Par ailleurs, le GAEC étant un vendeur professionnel, il est présumé avoir connaissance du vice au moment de la vente. La SARL Fromagerie [F] est donc bien fondée à solliciter le remboursement des frais d’analyse, dont elle ne justifie qu’à concurrence de la somme de 368,44 euros HT ( 442,13 euros TTC) et des frais de destruction dont elle ne justifie qu’à concurrence de la somme de 1 910,16 euros TTC.

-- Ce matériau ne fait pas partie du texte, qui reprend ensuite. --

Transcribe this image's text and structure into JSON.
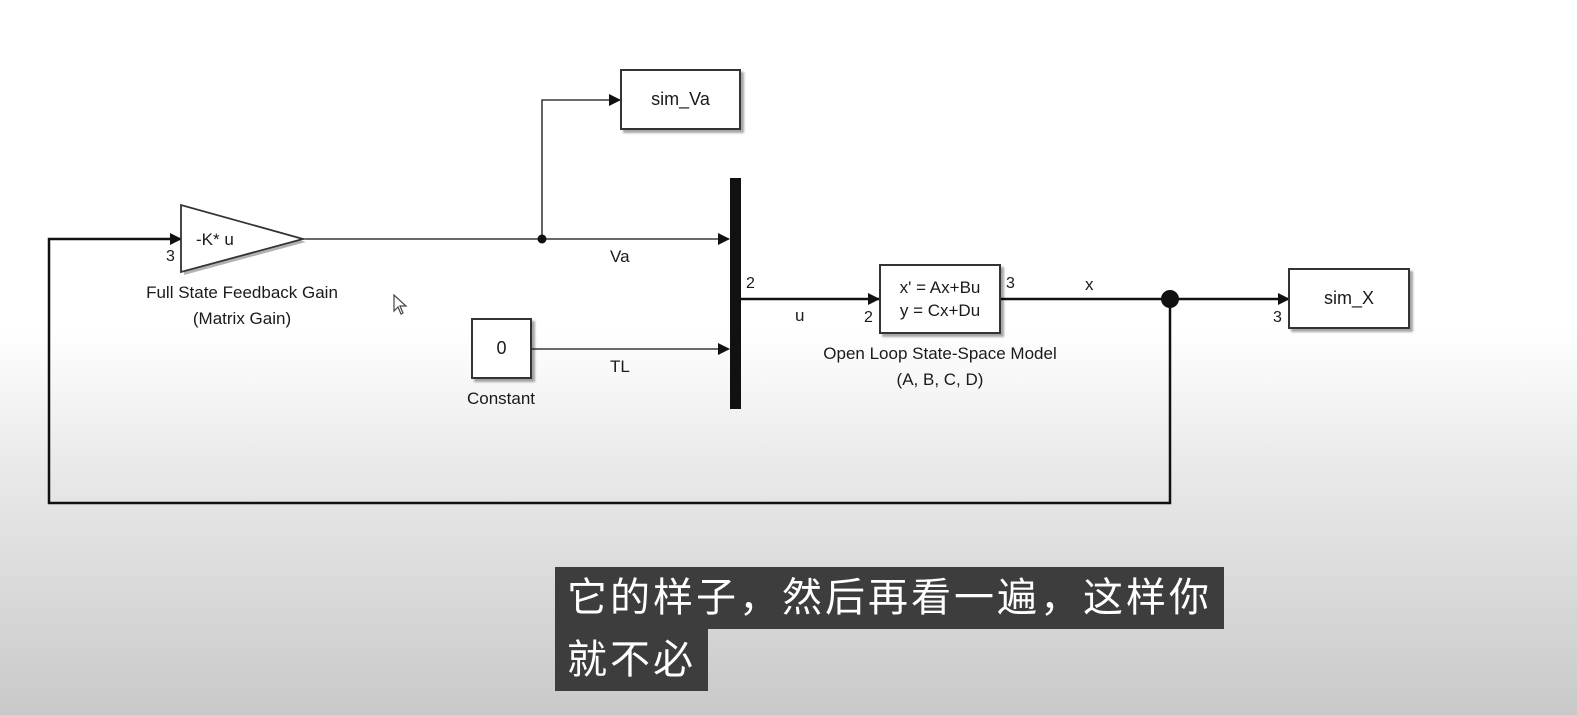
{
  "blocks": {
    "gain": {
      "text": "-K* u",
      "caption_line1": "Full State Feedback Gain",
      "caption_line2": "(Matrix Gain)",
      "in_port": "3"
    },
    "constant": {
      "value": "0",
      "caption": "Constant"
    },
    "state_space": {
      "line1": "x' = Ax+Bu",
      "line2": "y = Cx+Du",
      "caption_line1": "Open Loop State-Space Model",
      "caption_line2": "(A, B, C, D)",
      "in_port": "2",
      "out_port": "3"
    },
    "mux": {
      "out_port": "2"
    },
    "sim_va": {
      "label": "sim_Va"
    },
    "sim_x": {
      "label": "sim_X",
      "in_port": "3"
    }
  },
  "signals": {
    "va": "Va",
    "tl": "TL",
    "u": "u",
    "x": "x"
  },
  "subtitle": {
    "line1": "它的样子，然后再看一遍，这样你",
    "line2": "就不必"
  },
  "colors": {
    "line": "#111111",
    "subtitle_bg": "#3d3d3d"
  }
}
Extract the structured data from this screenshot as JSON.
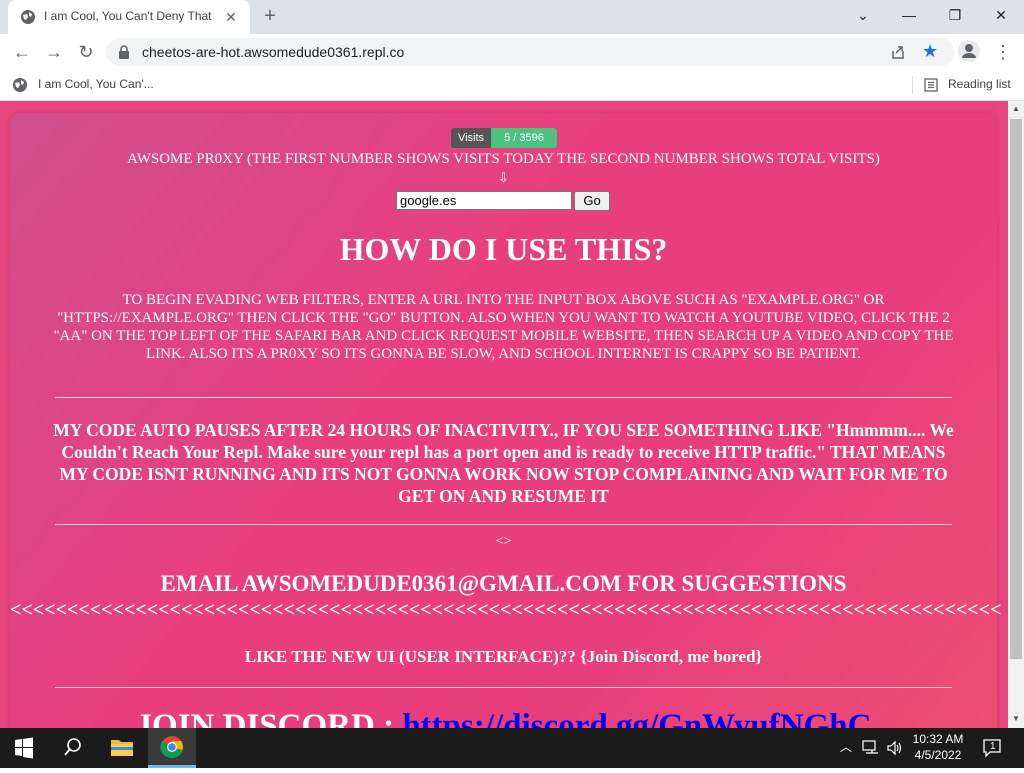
{
  "browser": {
    "tab_title": "I am Cool, You Can't Deny That",
    "new_tab_symbol": "+",
    "url": "cheetos-are-hot.awsomedude0361.repl.co",
    "bookmark_label": "I am Cool, You Can'...",
    "reading_list_label": "Reading list"
  },
  "page": {
    "visits_label": "Visits",
    "visits_value": "5 / 3596",
    "subtitle": "AWSOME PR0XY (THE FIRST NUMBER SHOWS VISITS TODAY THE SECOND NUMBER SHOWS TOTAL VISITS)",
    "arrow": "⇩",
    "search_value": "google.es",
    "go_label": "Go",
    "howto_heading": "HOW DO I USE THIS?",
    "howto_text": "TO BEGIN EVADING WEB FILTERS, ENTER A URL INTO THE INPUT BOX ABOVE SUCH AS \"EXAMPLE.ORG\" OR \"HTTPS://EXAMPLE.ORG\" THEN CLICK THE \"GO\" BUTTON. ALSO WHEN YOU WANT TO WATCH A YOUTUBE VIDEO, CLICK THE 2 \"AA\" ON THE TOP LEFT OF THE SAFARI BAR AND CLICK REQUEST MOBILE WEBSITE, THEN SEARCH UP A VIDEO AND COPY THE LINK. ALSO ITS A PR0XY SO ITS GONNA BE SLOW, AND SCHOOL INTERNET IS CRAPPY SO BE PATIENT.",
    "warning_text": "MY CODE AUTO PAUSES AFTER 24 HOURS OF INACTIVITY., IF YOU SEE SOMETHING LIKE \"Hmmmm.... We Couldn't Reach Your Repl. Make sure your repl has a port open and is ready to receive HTTP traffic.\" THAT MEANS MY CODE ISNT RUNNING AND ITS NOT GONNA WORK NOW STOP COMPLAINING AND WAIT FOR ME TO GET ON AND RESUME IT",
    "small_glyph": "<>",
    "email_heading": "EMAIL AWSOMEDUDE0361@GMAIL.COM FOR SUGGESTIONS",
    "arrows_line": "<<<<<<<<<<<<<<<<<<<<<<<<<<<<<<<<<<<<<<<<<<<<<<<<<<<<<<<<<<<<<<<<<<<<<<<<<<<<<<<<<<<<<<<",
    "newui_text": "LIKE THE NEW UI (USER INTERFACE)?? {Join Discord, me bored}",
    "discord_prefix": "JOIN DISCORD : ",
    "discord_link": "https://discord.gg/GnWyufNGhC"
  },
  "taskbar": {
    "time": "10:32 AM",
    "date": "4/5/2022",
    "notification_count": "1"
  },
  "colors": {
    "page_background": "#e8457e",
    "visits_badge": "#4bc27d",
    "link": "#0000ee"
  }
}
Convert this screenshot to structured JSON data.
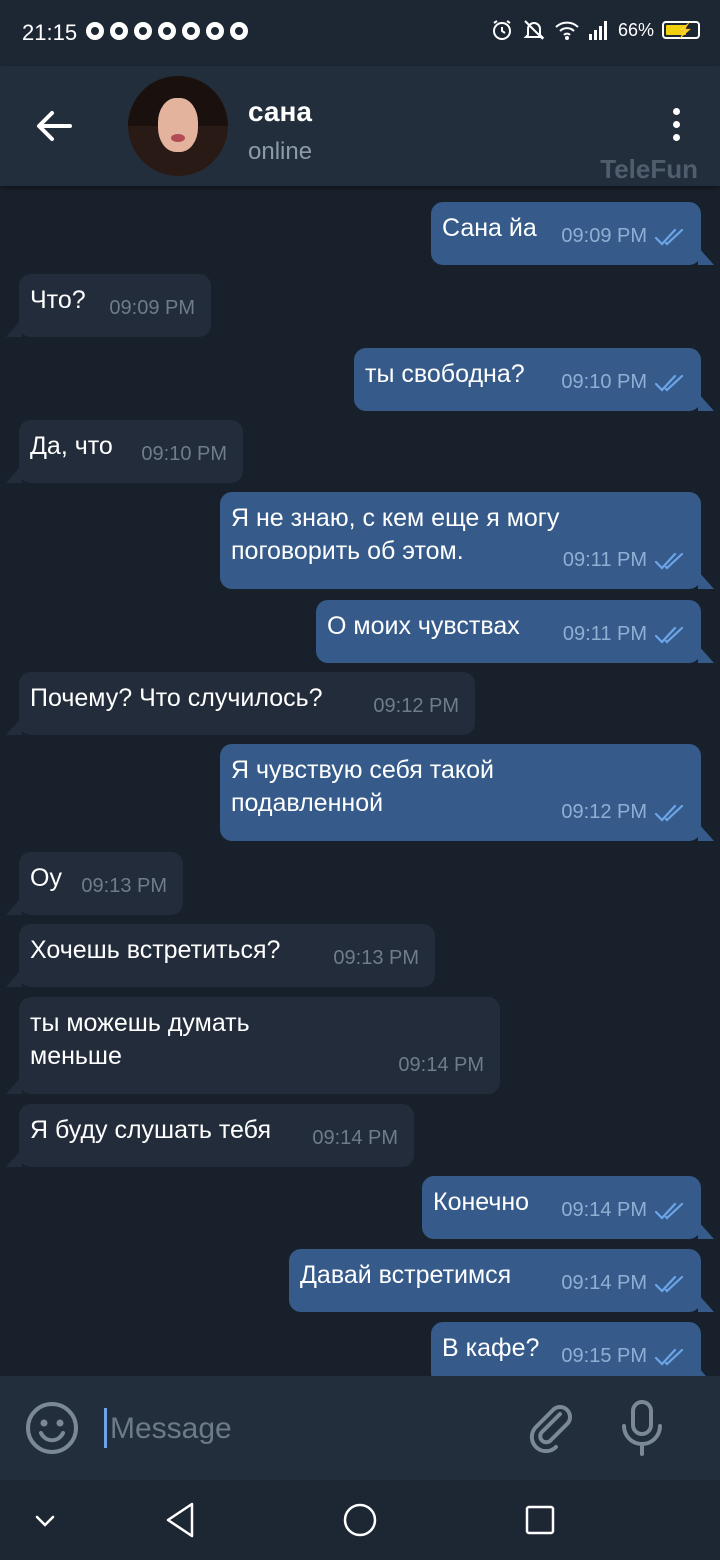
{
  "status_bar": {
    "time": "21:15",
    "battery": "66%",
    "battery_level": 0.66,
    "notification_icons": [
      "chrome-icon",
      "chrome-icon",
      "chrome-icon",
      "chrome-icon",
      "chrome-icon",
      "chrome-icon",
      "chrome-icon"
    ],
    "right_icons": [
      "alarm-icon",
      "bell-off-icon",
      "wifi-icon",
      "signal-icon",
      "battery-icon"
    ]
  },
  "header": {
    "name": "сана",
    "status": "online",
    "watermark": "TeleFun"
  },
  "messages": [
    {
      "dir": "out",
      "text": "Сана йа",
      "time": "09:09 PM",
      "read": true
    },
    {
      "dir": "in",
      "text": "Что?",
      "time": "09:09 PM"
    },
    {
      "dir": "out",
      "text": "ты свободна?",
      "time": "09:10 PM",
      "read": true
    },
    {
      "dir": "in",
      "text": "Да, что",
      "time": "09:10 PM"
    },
    {
      "dir": "out",
      "text": "Я не знаю, с кем еще я могу\nпоговорить об этом.",
      "time": "09:11 PM",
      "read": true
    },
    {
      "dir": "out",
      "text": "О моих чувствах",
      "time": "09:11 PM",
      "read": true
    },
    {
      "dir": "in",
      "text": "Почему? Что случилось?",
      "time": "09:12 PM"
    },
    {
      "dir": "out",
      "text": "Я чувствую себя такой\nподавленной",
      "time": "09:12 PM",
      "read": true
    },
    {
      "dir": "in",
      "text": "Оу",
      "time": "09:13 PM"
    },
    {
      "dir": "in",
      "text": "Хочешь встретиться?",
      "time": "09:13 PM"
    },
    {
      "dir": "in",
      "text": "ты можешь думать\nменьше",
      "time": "09:14 PM"
    },
    {
      "dir": "in",
      "text": "Я буду слушать тебя",
      "time": "09:14 PM"
    },
    {
      "dir": "out",
      "text": "Конечно",
      "time": "09:14 PM",
      "read": true
    },
    {
      "dir": "out",
      "text": "Давай встретимся",
      "time": "09:14 PM",
      "read": true
    },
    {
      "dir": "out",
      "text": "В кафе?",
      "time": "09:15 PM",
      "read": true
    }
  ],
  "composer": {
    "placeholder": "Message",
    "value": ""
  },
  "colors": {
    "background": "#18202b",
    "header": "#222e3c",
    "incoming_bubble": "#222c3a",
    "outgoing_bubble": "#365b8b",
    "read_check": "#6ba5e8"
  }
}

Sur les frais irrépétibles et les dépens :
Partie perdante, le GAEC des Chaumes de Monne supportera la charge des dépens de première instance et d’appel.
Par ailleurs, la SARL Fromagerie [F] a dû exposer des frais de défense tant en première instance qu’en appel qu’il serait inéquitable de laisser à sa charge.
Il y a donc lieu de confirmer le jugement déféré en ce qu’il l’a condamnée à verser une indemnité par application de l’article 700 du code de procédure civile, et de condamner le GAEC des Chaumes de Monne à lui payer sur le même fondement une indemnité de 3.000 euros au titre des frais qu’elle a dû exposer en première instance et une indemnité de 3.000 euros au titre des frais exposés en appel.
PAR CES MOTIFS,
La cour, statuant publiquement, contradictoirement , par mise à disposition de l’arrêt au greffe de la cour, les parties en ayant été préalablement avisées dans les conditions prévues au deuxième alinéa de l’article 450 du code de procédure civile, après en avoir délibéré conformément à la loi,
Infirme le jugement en toutes ses dispositions ;
Statuant à nouveau:
Prononce la résolution des contrats de vente de fromage des semaines 37,38,39,40,46,47,48 et 50 intervenues entre la SARL Fromagerie [F] et le GAEC des Chaumes de Monne ;
Condamne le GAEC des Chaumes de Monne à verser à la SARL Fromagerie [F] les sommes de :
-22 524,22 euros en remboursement des fromages détruits
-442,13 euros au titre des frais d’analyse
-1 910,16 euros TTC au titre des frais de destruction
-3.000 euros au titre des frais de défense exposés en première instance
Y ajoutant :
Condamne le GAEC des Chaumes de Monne à verser à la SARL Fromagerie [F] la somme de 3.000 euros au titre des frais de défense exposés en appel .
Condamne le GAEC des Chaumes de Monne aux dépens de première instance et d’appel en ce compris les frais d’expertise.